Глаза Мерлина Атравеса резко открылись.
Нимуэ Албан всегда спала глубоко и спокойно. Она никогда по-настоящему не любила просыпаться, и процесс приведения её мозга в состояние полного бодрствования обычно занимал не менее минуты или двух. Мерлин был не таким. Для него переход от «сна», как требовал от него Кайлеб каждую ночь, к полному пробуждению был таким же резким, как поворот выключателя.
Что, в конце концов, именно так и произошло.

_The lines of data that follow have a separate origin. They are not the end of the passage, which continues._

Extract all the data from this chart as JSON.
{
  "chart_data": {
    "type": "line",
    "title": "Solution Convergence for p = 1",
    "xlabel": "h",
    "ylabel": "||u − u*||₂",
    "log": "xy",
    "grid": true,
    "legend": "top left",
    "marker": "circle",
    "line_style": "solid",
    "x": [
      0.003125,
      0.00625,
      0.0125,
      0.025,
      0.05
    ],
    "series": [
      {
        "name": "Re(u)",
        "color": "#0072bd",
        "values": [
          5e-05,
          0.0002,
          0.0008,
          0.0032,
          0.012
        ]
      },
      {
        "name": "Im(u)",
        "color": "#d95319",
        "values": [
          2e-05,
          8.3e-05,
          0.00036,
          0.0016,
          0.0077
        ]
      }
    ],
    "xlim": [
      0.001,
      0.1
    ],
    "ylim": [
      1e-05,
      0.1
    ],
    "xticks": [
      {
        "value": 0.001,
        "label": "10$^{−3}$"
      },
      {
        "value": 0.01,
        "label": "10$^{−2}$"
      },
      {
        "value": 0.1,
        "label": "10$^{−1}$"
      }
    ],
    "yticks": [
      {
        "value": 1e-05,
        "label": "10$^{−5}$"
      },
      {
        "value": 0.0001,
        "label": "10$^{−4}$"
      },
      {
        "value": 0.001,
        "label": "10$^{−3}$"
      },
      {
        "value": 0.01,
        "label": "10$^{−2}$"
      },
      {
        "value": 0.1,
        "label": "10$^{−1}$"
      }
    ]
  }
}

Поэтому, когда эти сапфировые глаза открылись, он полностью осознавал своё окружение и который сейчас час. Это так же означало, что он полностью осознавал, что его внутренние часы не должны были будить его ещё час и двенадцать минут.
— Лейтенант-коммандер Албан.
Глаза Мерлина, верные непроизвольным рефлексам своего человеческого прототипа, расширились от удивления, когда в его электронном мозгу тихо прозвучал голос.
— Сыч? — выпалил он, настолько удивлённый, что фактически заговорил вслух. — Это ты, Сыч? — продолжил он, тем самым (как он понял мгновение спустя) подтвердив своё удивление, поскольку он никак не мог не узнать голос далёкого ИИ. По крайней мере, на этот раз ему удалось произнести это про себя. Немаловажное соображение, учитывая, что стены его гостевой спальни здесь, в штаб-квартире герцога Восточной Доли в Мейкелберге, едва ли можно было назвать звуконепроницаемыми.
— Да, лейтенант-коммандер Албан, — подтвердил компьютер.